On the coming ODNI report regarding the murder of Jamal Khashoggi, Murphy said: “There's just no way that Jamal Khashoggi’s murder was carried out without either the knowledge or direction of Mohammed bin Salman. He was intimately involved in the pursuit of Saudi dissidents. Jamal Khashoggi was on a long list of these dissidents who lived all around the world that were pursued by Saudi agents, were attempted to be brought back to Saudi Arabia. Maybe this attempted extradition went badly wrong, but we have to remember the Saudis lied to us and the world about it for weeks.”

On the need to reset the U.S.-Saudi relationship, Murphy said: “It's just a reminder of why we need to reset our relationship with Saudi Arabia and the Gulf, why we should be really careful about selling them weapons at the pace we have been selling over the past 10 years. These are dangerous individuals inside this regime with a murderous history. And this report, should it name MBS specifically, is going to be further confirmation of the caution we should take when entering into relations with the Saudis.”

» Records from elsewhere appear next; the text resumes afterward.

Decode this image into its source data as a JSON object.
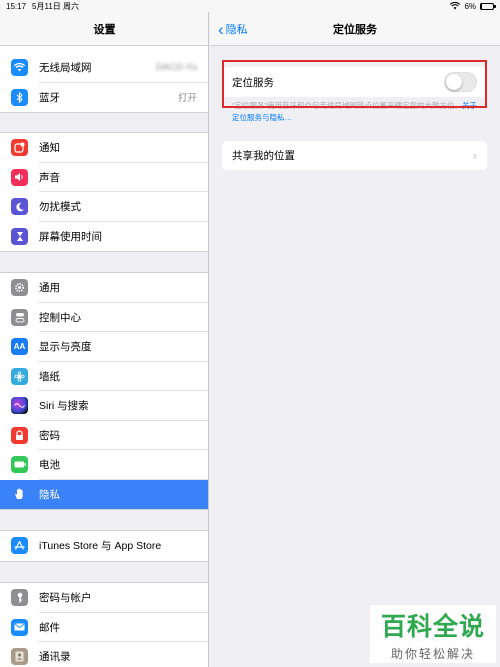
{
  "status": {
    "time": "15:17",
    "date": "5月11日 周六",
    "battery": "6%",
    "battery_level": 0.06
  },
  "sidebar": {
    "title": "设置",
    "items": [
      {
        "label": "无线局域网",
        "value": "DACD-Yu",
        "icon": "wifi-icon",
        "color": "#1a8cff"
      },
      {
        "label": "蓝牙",
        "value": "打开",
        "icon": "bluetooth-icon",
        "color": "#1a8cff"
      },
      {
        "label": "通知",
        "icon": "notification-icon",
        "color": "#f23b30"
      },
      {
        "label": "声音",
        "icon": "sound-icon",
        "color": "#f2305a"
      },
      {
        "label": "勿扰模式",
        "icon": "moon-icon",
        "color": "#5b55d6"
      },
      {
        "label": "屏幕使用时间",
        "icon": "hourglass-icon",
        "color": "#5b55d6"
      },
      {
        "label": "通用",
        "icon": "gear-icon",
        "color": "#8e8e93"
      },
      {
        "label": "控制中心",
        "icon": "control-center-icon",
        "color": "#8e8e93"
      },
      {
        "label": "显示与亮度",
        "icon": "display-icon",
        "color": "#1a7cf5"
      },
      {
        "label": "墙纸",
        "icon": "wallpaper-icon",
        "color": "#35aadc"
      },
      {
        "label": "Siri 与搜索",
        "icon": "siri-icon",
        "color": "#222233"
      },
      {
        "label": "密码",
        "icon": "lock-icon",
        "color": "#f23b30"
      },
      {
        "label": "电池",
        "icon": "battery-icon",
        "color": "#34c759"
      },
      {
        "label": "隐私",
        "icon": "hand-icon",
        "color": "#3a82f7"
      },
      {
        "label": "iTunes Store 与 App Store",
        "icon": "app-store-icon",
        "color": "#1a8cff"
      },
      {
        "label": "密码与帐户",
        "icon": "key-icon",
        "color": "#8e8e93"
      },
      {
        "label": "邮件",
        "icon": "mail-icon",
        "color": "#1a8cff"
      },
      {
        "label": "通讯录",
        "icon": "contacts-icon",
        "color": "#a89a86"
      }
    ]
  },
  "main": {
    "back_label": "隐私",
    "title": "定位服务",
    "location_services_label": "定位服务",
    "location_services_on": false,
    "description": "“定位服务”使用蓝牙和众包无线局域网热点位置来确定您的大致方位。",
    "description_link": "关于定位服务与隐私…",
    "share_location_label": "共享我的位置"
  },
  "watermark": {
    "title": "百科全说",
    "subtitle": "助你轻松解决"
  },
  "colors": {
    "accent": "#007aff",
    "selected": "#3a82f7",
    "highlight_box": "#e02a2a"
  }
}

Murphy continued: “I do believe that we need a complete reevaluation of our relationship with Saudi Arabia. And I think it does begin with a downsizing of our security partnership. Right now, we are selling the Saudis weapons that they are using to bomb and target civilians inside Yemen. I just don't believe it's in the U.S. security interest any longer to get in the middle of this series of proxy wars between the Saudis and the Iranians.

The Iranian regime is an adversary of the United States, but by perpetuating these conflicts in places like Yemen or Syria, or frankly just strengthening Iran's hand, the longer these conflicts go, the more influence they have in places like Yemen. So I hope that the Biden administration thinks really carefully about whether we're going to continue to sell weapons to Saudi Arabia at the pace we are today.

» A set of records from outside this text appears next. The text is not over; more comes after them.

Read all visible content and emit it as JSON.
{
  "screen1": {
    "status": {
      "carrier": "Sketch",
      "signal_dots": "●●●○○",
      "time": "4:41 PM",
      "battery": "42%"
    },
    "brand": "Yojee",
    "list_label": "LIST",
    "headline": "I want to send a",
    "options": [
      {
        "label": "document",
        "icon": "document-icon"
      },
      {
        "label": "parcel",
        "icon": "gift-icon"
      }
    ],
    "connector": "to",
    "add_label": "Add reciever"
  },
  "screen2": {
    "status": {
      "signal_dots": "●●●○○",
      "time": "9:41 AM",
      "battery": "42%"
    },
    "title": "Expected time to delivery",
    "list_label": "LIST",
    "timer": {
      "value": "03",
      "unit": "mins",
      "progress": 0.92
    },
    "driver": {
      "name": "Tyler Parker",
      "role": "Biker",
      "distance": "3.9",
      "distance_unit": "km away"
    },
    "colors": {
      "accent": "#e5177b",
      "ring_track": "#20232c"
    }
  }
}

“It also has the effect of just spinning up an arms race in the region, which is bad for us and all of our partners there. So I think that that is one piece of the relationship that needs to be reevaluated.”

On the need for punitive action for the Saudis in the aftermath of the report’s release, Murphy said: “Well, as you mentioned, it was just so inexplicable that the Trump administration proudly covered up the murder of Jamal Khashoggi and took almost no actions to hold individuals accountable. This was not an American citizen, but an American resident, someone who had come to the United States because he feared for his life if he stayed inside Saudi Arabia.

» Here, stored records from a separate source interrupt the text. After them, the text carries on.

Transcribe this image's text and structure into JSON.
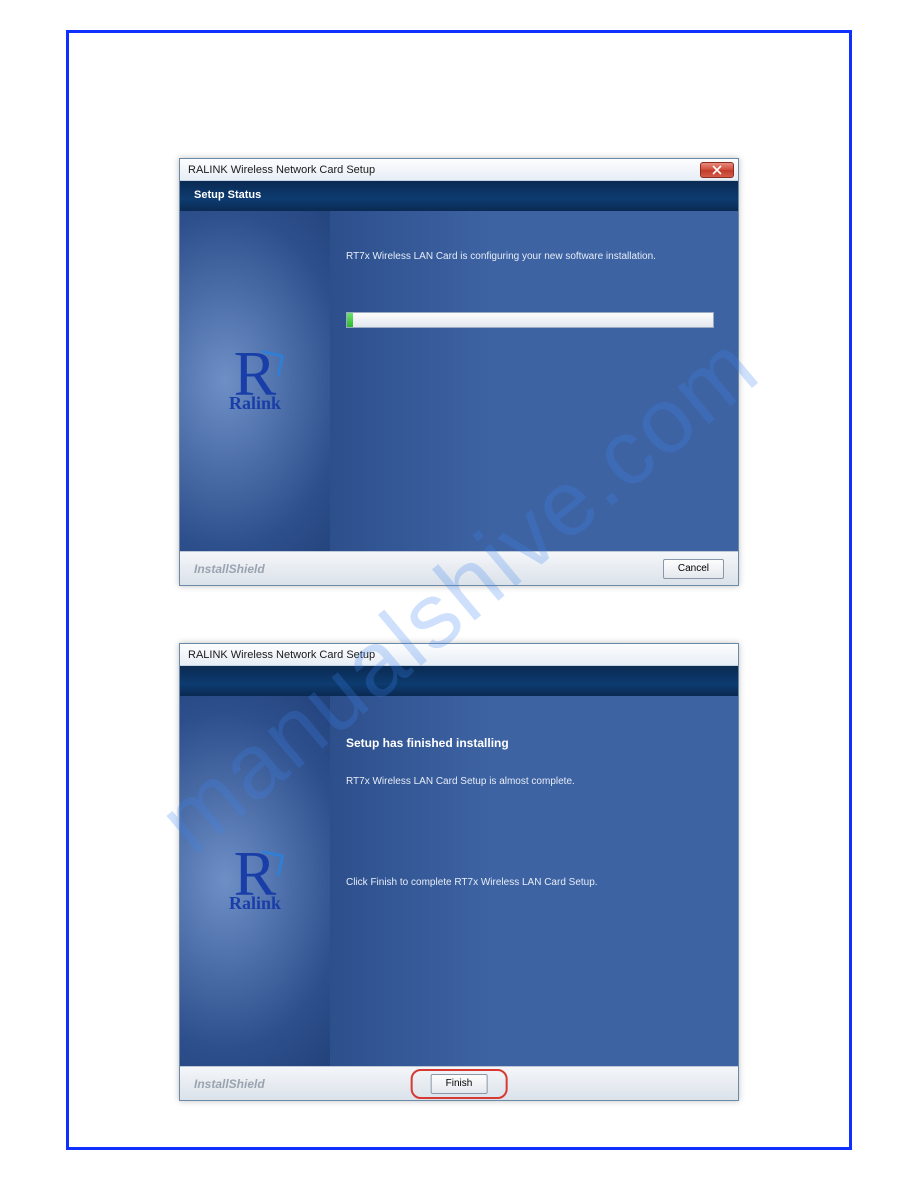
{
  "watermark": "manualshive.com",
  "logo_brand": "Ralink",
  "dialog1": {
    "title": "RALINK Wireless Network Card Setup",
    "header": "Setup Status",
    "status_message": "RT7x Wireless LAN Card is configuring your new software installation.",
    "footer_brand": "InstallShield",
    "cancel_label": "Cancel"
  },
  "dialog2": {
    "title": "RALINK Wireless Network Card Setup",
    "finish_heading": "Setup has finished installing",
    "finish_line1": "RT7x Wireless LAN Card Setup is almost complete.",
    "finish_line2": "Click Finish to complete RT7x Wireless LAN Card Setup.",
    "footer_brand": "InstallShield",
    "finish_label": "Finish"
  }
}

“And the idea that we would not deliver any consequences to the Saudis who pursued Jamal Khashoggi, an American resident, hunted him down, and killed him, it weakens America in the eyes of the world. It invites other countries to do the same. So, yes, I would hope that in the wake of this report when it's released, that we have a much broader set of accountability measures whether those are financial sanctions or visa withdrawals for any individuals that have been found to have taken part in this in this murder.” 

This week, Murphy addressed the Council on Foreign Relations to make the case that U.S. policy in the Gulf no longer aligns with our interests, and detailed how President Biden can reset U.S. relationships in the region in a way that promotes American values, keeps the United States out of foreign entanglements, and prioritizes peace and stability across the region. Murphy also authored an op-ed in Foreign Affairs proposing a new path for U.S. Gulf policy under President Biden.